The Kangâmiut dike swarm in West Greenland contains numerous composite dikes with mafic margins and andesitic centers. Internal chilled margins show that the andesitic centers intruded into the middle of the mafic dikes. Major element systematics indicate that the fractionation of olivine, clinopyroxene, plagioclase and Fe–Ti oxides drove the evolution of the Kangâmiut parental magma during its transition from mafic to andesitic compositions. Incompatible trace elements show a marked relative decrease in middle and heavy rare-earth elements (REE) between the mafic margins and the andesitic centers.
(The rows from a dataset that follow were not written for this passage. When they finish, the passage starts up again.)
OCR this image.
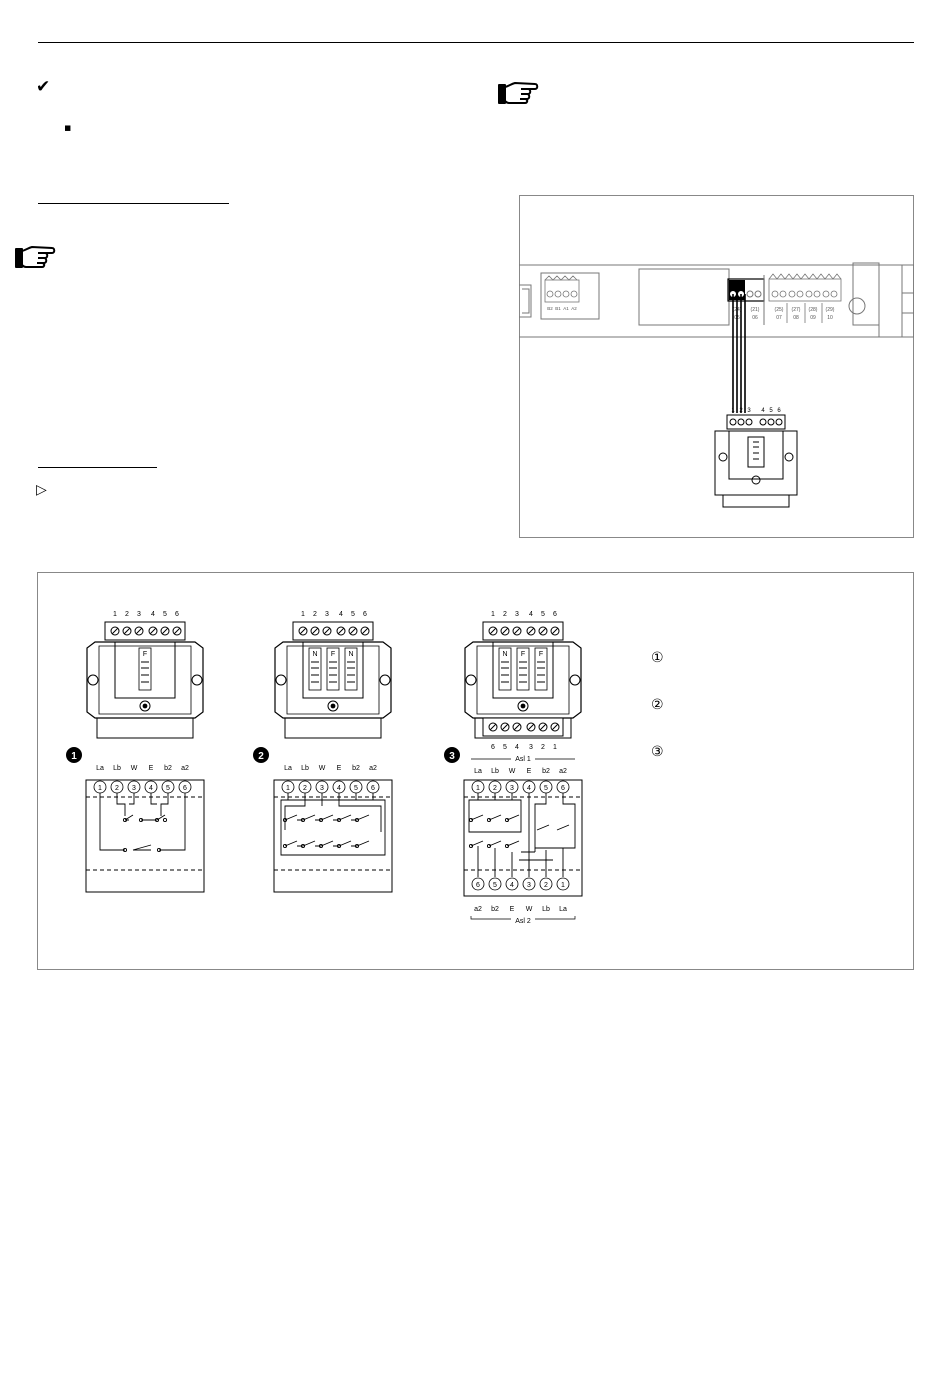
✔
▪
▷
B2 B1 A1 A2	(24) (21)
05 06
(25) (27) (28) (29)
07 08 09 10
1 2 3 4 5 6
F
1 2 3 4 5 6
1
La Lb W E b2 a2
1 2 3 4 5 6
N F N
1 2 3 4 5 6
2
La Lb W E b2 a2
1 2 3 4 5 6
N F F
1 2 3 4 5 6
6 5 4 3 2 1
Asl 1
3
La Lb W E b2 a2
1 2 3 4 5 6
6 5 4 3 2 1
a2 b2 E W Lb La
Asl 2
①
②
③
The decrease in the REE is not explicable by olivine, clinopyroxene, plagioclase and Fe–Ti oxide fractionation or by the fractionation of the accessory phases apatite, zircon or garnet. Rb–Sr and Sm–Nd isotopes from margin and center pairs from these composite dikes are nearly identical indicating that crustal contamination had little to no affect on their evolution. Trace element modeling utilizing the mixing of evolved Kangâmiut magmas and low degree melts derived from partial melting of garnet lherzolite produce excellent fits with the trace element patterns for the andesitic centers. These models suggest that the late-stage evolution of the Kangâmiut dikes included input of mantle melts produced during the end stages of rifting.